Helicoptering seems like something you have to have a certain amount of free time to do, so you're probably more likely to have money. It seems rare to me for people with money to send their kids to commuter schools.
posted by cairdeas at 11:19 PM on February 9, 2012 [1 favorite]


For god's sake, this is a complete non-issue - as mentioned above this is something that just 4% of hiring managers experienced over the entire course of their career. That's a vanishingly tiny percentage of all interviews.
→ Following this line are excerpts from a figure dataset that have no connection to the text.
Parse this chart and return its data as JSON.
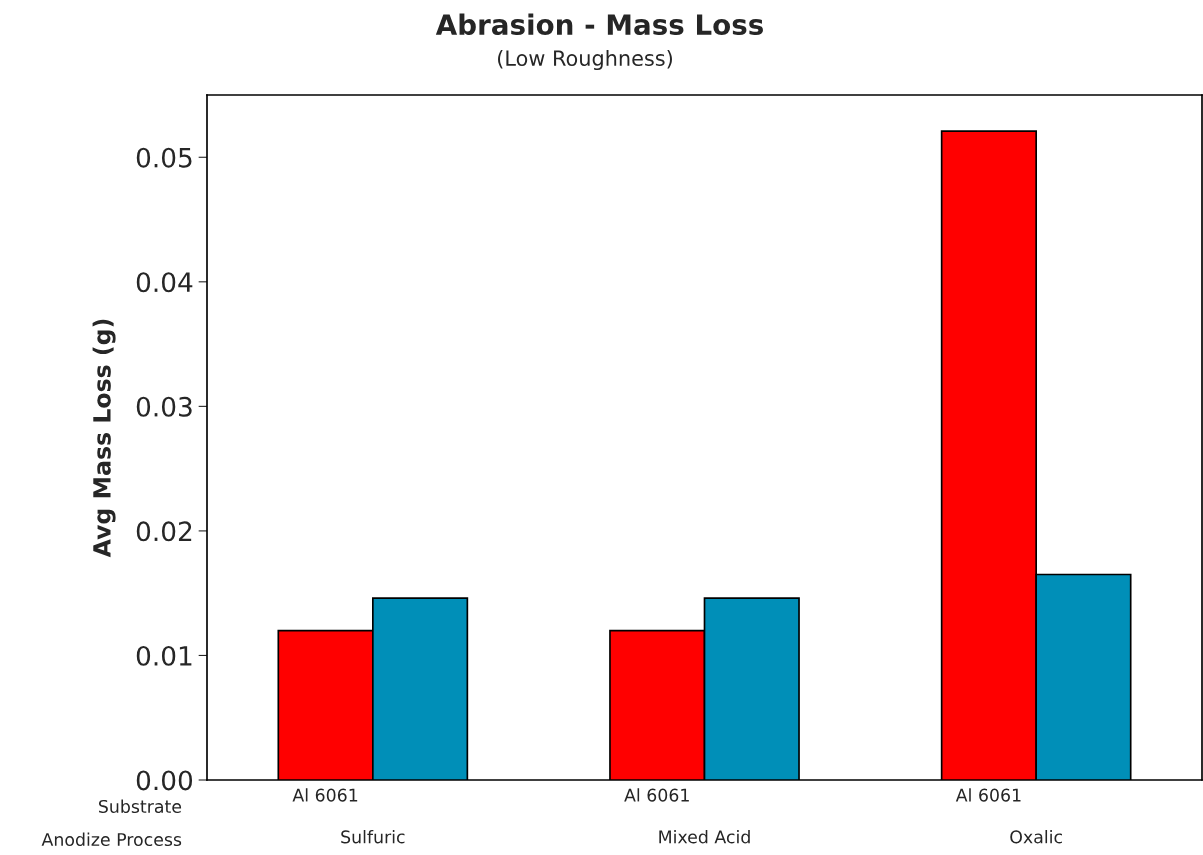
{
  "chart_data": {
    "type": "bar",
    "title": "Abrasion - Mass Loss",
    "subtitle": "(Low Roughness)",
    "ylabel": "Avg Mass Loss (g)",
    "categories": [
      "Sulfuric",
      "Mixed Acid",
      "Oxalic"
    ],
    "series": [
      {
        "name": "Al 6061",
        "color": "#ff0000",
        "values": [
          0.012,
          0.012,
          0.0521
        ]
      },
      {
        "color": "#008fb8",
        "values": [
          0.0146,
          0.0146,
          0.0165
        ]
      }
    ],
    "annotations": [
      "Substrate",
      "Anodize Process"
    ],
    "ylim": [
      0,
      0.055
    ],
    "yticks": [
      {
        "value": 0,
        "label": "0.00"
      },
      0.01,
      0.02,
      0.03,
      0.04,
      0.05
    ],
    "grid": false,
    "legend": false
  }
}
I'm sure helicopter parents are annoying but the ire directed against them seems misplaced here.
posted by peacheater at 4:37 AM on February 10, 2012 [1 favorite]


It isn't a non-issue for the people I know who have long careers in college admissions. The time spent on coddling these parents has been steadily increasing over the past decade. Admissions departments are now developing strategies to deal with the increased involvement of parents (some have gone so far as to create student orientations which parents are specifically forbidden to attend).

This is something they simply didn't see ten years ago, but is increasingly common today. They've watched the helicoptering phenomenon move from undergad to graduate programs, and now hiring directors are seeing it in the workplace as well. The absolute numbers may remain small, but the anecdata definitely supports the idea that this is a growing trend.